Taken all in all, Bush was a president less in the tradition of Ronald Reagan than of Dwight Eisenhower. Reagan spoke in terms of revolution, of great and necessary reforms to the existing order of things. Eisenhower said that his goal was to take America “down the middle of the road between the unfettered power of concentrated wealth . . . and the unbridled power of statism or partisan interests.” Moderate in temperament, Eisenhower and Bush were both more traditionally conservative than many of their contemporaries understood, in the sense that they sought above all to conserve what was good about the world as they found it. For them, conservatism entailed prudence and pragmatism. They eschewed the sudden and the visionary.For all of his years on the stage, Bush could be an enigmatic figure, and his public image conveyed neither the complexities of his character nor the depth of his emotions. He was a victim, in a way, of his instinct for dignity. Bill Clinton spoke of how he felt the pain of voters; Bush thought such language beneath the presidency even though, in private, beneath the surface and in his diary, he was an immensely sensitive man. He cried easily (especially as he grew older), but believed he should avoid such displays in public; they struck him as self-indulgent. Late in his vice presidential years, Bush was visiting a children’s leukemia ward in Kraków, Poland. Thirty-five years before, he and Barbara had lost their daughter Robin to the disease, a family tragedy of which he rarely spoke in public. In Kraków, one patient, a seven- or eight-year-old boy, wanted to greet the American vice president. Learning that the child was sick with the cancer that had killed Robin, Bush began to cry.

“My eyes flooded with tears, and behind me was a bank of television cameras. . . . And I thought to myself, ‘I can’t turn around. . . . I can’t dis- solve because of personal tragedy in the face of a host of reporters and our hosts and the nurses that give of themselves every day.’ So I stood there looking at this little guy, tears running down my cheek, but able to talk to him pleasantly . . . hoping he didn’t see but, if he did, hoping he’d feel that I loved him.” This was the private Bush. It was not the Bush that many American voters knew very much, if anything, about.

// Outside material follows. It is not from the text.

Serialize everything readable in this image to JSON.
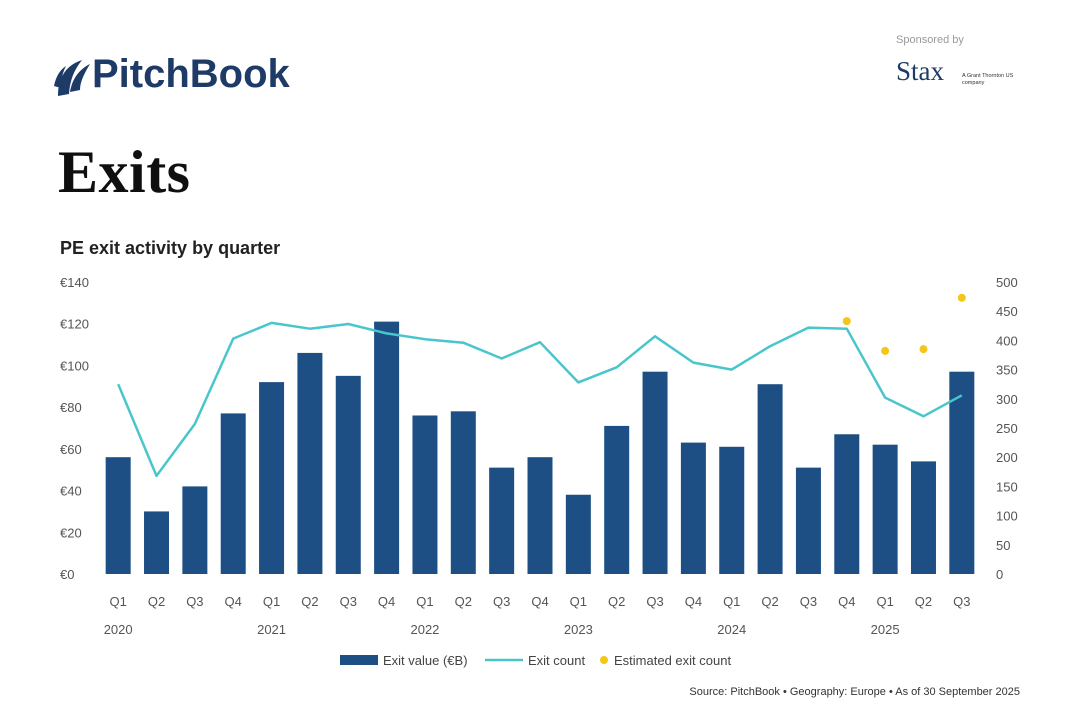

His interior monologue about Kraków was found in the transcripts of diaries that Bush kept sporadically as vice president under Ronald

Reagan and more regularly in his own four years as president. The diaries provide a remarkable personal perspective on Bush, who dictated into a handheld cassette recorder, sometimes carrying the device with him in his briefcase back and forth between the White House Residence and the West Wing. He would bring it along on trips aboard Marine One to Camp David and on Air Force One across the nation and the globe. He would speak into the machine quietly, often late at night or early in the morning. Taken all together, the diaries enable us, in effect, to sit with Bush as he muses about life at the highest levels.

Because he did not believe in burdening others—even his wife—with what he self-mockingly called “the loneliness of the job, the ‘woe-is-me’ stuff,” the forty-first president saved most of his expressions of frustration for his diary. When alone, speaking to himself and to history, Bush was honest about the vicissitudes of the presidency, about his hopes and fears, about the good days and the bad—and about what it was truly like to govern in what he once described as “a fascinating time of change in the world itself.”To understand George Herbert Walker Bush and the country he led, we must begin not by the sea at his beloved Walker’s Point, nor on the lawns of Greenwich nor in the oil fields of Texas, but in the booming America of the late nineteenth and early twentieth centuries, an age in which the energetic and the ambitious were building great fortunes— and a great nation.